The actual and necessary cost of repairing Dennis’s vehicle was $206.67. Appellee was deprived of the use of his car for twelve days, and he rented a substitute for that period at a cost of $124.80. The evidence on loss of use supports this figure. Pelican Trucking Co. v. Rossetti, 251 Miss. 37, 167 So. 2d 924 (Miss. 1964). Hence total compensatory damages suffered by Dennis were $331.47, for which judgment will be rendered here for appellee.
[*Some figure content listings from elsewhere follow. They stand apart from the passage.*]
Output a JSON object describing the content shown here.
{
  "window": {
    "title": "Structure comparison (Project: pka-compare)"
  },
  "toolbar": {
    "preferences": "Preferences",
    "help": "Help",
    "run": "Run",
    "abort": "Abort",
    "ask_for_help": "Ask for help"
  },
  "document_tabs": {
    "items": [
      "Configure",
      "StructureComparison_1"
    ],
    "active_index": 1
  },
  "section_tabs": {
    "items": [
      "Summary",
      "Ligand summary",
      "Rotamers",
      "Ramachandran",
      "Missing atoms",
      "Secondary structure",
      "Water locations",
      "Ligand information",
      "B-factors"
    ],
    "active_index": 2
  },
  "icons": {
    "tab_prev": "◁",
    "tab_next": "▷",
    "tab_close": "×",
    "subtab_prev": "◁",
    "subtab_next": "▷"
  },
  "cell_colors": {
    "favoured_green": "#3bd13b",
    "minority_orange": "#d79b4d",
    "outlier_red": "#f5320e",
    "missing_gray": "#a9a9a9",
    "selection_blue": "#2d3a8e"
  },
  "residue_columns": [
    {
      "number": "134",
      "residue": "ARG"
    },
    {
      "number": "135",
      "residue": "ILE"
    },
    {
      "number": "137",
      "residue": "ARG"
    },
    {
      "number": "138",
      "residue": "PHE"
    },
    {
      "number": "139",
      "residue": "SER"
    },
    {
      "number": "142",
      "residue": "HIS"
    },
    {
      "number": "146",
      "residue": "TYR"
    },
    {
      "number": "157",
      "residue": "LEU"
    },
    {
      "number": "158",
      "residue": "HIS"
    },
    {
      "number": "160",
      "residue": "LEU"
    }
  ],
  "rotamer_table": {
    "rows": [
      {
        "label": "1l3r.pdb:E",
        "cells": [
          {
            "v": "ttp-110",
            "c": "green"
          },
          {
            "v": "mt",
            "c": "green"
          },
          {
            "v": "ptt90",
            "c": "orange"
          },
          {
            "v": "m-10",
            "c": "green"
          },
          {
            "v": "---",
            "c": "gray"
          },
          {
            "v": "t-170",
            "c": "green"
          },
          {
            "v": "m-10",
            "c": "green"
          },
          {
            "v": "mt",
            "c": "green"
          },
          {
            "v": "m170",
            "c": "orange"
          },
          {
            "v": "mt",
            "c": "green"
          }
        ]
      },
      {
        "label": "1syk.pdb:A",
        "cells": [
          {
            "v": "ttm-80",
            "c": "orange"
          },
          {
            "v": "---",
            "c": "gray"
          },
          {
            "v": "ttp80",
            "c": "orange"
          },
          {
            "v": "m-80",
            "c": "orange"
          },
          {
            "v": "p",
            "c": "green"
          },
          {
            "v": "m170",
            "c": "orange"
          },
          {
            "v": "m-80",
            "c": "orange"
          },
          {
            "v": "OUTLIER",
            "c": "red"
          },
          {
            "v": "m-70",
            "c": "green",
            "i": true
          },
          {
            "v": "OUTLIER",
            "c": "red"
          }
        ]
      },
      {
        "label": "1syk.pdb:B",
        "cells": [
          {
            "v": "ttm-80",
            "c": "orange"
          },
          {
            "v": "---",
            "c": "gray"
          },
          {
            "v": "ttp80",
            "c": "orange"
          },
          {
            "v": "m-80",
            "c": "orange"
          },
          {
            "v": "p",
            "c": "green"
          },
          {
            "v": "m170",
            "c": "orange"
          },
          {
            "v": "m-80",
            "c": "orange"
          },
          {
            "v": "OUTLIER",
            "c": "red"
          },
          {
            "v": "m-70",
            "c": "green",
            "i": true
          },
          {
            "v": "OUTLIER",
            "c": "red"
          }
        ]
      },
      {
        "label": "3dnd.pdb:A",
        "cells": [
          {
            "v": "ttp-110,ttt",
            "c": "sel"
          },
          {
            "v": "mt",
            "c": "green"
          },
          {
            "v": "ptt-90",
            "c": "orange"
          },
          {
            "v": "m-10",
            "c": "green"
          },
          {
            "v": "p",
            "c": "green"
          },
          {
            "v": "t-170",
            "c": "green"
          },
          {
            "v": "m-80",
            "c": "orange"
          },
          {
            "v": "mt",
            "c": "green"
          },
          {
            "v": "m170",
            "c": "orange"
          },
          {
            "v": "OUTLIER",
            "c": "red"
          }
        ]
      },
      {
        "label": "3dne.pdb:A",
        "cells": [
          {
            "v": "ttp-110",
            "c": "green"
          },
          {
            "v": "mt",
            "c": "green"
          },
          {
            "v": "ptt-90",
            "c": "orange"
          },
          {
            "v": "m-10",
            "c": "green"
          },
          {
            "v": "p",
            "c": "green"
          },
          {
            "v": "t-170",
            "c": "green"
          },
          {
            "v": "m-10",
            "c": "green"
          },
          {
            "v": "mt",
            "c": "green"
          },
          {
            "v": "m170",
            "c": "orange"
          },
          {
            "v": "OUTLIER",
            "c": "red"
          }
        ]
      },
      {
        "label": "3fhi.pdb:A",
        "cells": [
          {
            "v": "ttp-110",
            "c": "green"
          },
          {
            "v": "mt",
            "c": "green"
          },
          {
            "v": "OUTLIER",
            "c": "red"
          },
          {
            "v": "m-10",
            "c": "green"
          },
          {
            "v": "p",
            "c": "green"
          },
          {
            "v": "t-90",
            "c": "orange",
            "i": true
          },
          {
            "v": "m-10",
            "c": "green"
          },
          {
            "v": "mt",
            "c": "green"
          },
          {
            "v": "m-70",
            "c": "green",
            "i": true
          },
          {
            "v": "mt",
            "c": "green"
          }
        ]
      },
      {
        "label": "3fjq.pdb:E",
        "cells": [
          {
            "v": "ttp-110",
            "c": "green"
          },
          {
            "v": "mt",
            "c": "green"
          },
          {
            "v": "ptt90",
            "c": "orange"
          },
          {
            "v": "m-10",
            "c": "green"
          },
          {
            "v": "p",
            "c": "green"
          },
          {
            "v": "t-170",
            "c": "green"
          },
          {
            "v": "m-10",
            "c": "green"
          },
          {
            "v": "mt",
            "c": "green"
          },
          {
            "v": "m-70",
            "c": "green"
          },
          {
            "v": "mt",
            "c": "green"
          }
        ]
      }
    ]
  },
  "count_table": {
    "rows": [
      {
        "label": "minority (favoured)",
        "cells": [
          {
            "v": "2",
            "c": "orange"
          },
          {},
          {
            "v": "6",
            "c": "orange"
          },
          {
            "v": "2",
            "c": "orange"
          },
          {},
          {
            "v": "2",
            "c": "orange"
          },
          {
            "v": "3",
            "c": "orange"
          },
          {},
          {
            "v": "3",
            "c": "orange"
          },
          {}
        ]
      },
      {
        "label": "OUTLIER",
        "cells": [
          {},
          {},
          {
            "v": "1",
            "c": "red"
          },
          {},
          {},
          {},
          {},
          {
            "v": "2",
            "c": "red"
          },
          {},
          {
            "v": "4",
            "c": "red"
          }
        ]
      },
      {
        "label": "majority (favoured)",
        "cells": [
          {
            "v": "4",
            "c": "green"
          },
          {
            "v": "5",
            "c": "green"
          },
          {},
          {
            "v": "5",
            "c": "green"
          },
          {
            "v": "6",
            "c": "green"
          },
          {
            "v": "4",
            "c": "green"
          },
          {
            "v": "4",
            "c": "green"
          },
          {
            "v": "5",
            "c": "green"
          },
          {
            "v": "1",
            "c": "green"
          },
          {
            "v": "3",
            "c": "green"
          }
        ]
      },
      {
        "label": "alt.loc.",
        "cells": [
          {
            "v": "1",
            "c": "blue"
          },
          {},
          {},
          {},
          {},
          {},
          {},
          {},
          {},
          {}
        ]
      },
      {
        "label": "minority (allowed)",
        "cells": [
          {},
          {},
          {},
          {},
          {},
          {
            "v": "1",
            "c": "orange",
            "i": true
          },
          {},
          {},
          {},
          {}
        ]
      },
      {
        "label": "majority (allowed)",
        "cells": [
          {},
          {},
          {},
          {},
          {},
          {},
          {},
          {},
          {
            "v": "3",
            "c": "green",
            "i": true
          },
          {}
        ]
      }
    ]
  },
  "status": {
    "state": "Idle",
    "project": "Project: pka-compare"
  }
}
Process by publication under the nonresident motorist statute was sought to be had upon Maupin. At the time of the accident he was a resident of Mississippi. When he filed his answer he was a nonresident of this state, living in Louisiana. Cf. Miss. Laws 1958, ch. 262, being Miss. Code Ann. § 9352-61 (1952); Miss. Laws 1964, ch. 376. It is argued that the 1958 statute, applicable to the present facts, did not extend to a motorist who was a resident of this state and subsequently moved elsewhere. However, we do not reach the question of jurisdiction, because appellant waived it. He made no special appearance to question in personam jurisdiction, and he appeared at the trial and testified. Mladinich v. Kohn, 250 Miss. 138, 164 So. 2d 785 (Miss. 1964). If a defendant enters an appearance in a proceeding in personam without limiting the purposes for which he appears, it is a general appearance. Restatement, Judgments § 19 (1942); 21 C.J.S. Courts § 109 (1940).

In summary, the judgment of the circuit court is affirmed as to liability, reversed oil the amount of damages, and judgment rendered here for appellee Dennis for his compensatory damages only, in the sum of $331.47.

Affirmed in part, reversed in part, and judgment rendered for appellee’s compensatory damages only.

Lee, G. J., and Gillespie, Patterson and Inzer, JJ., concur.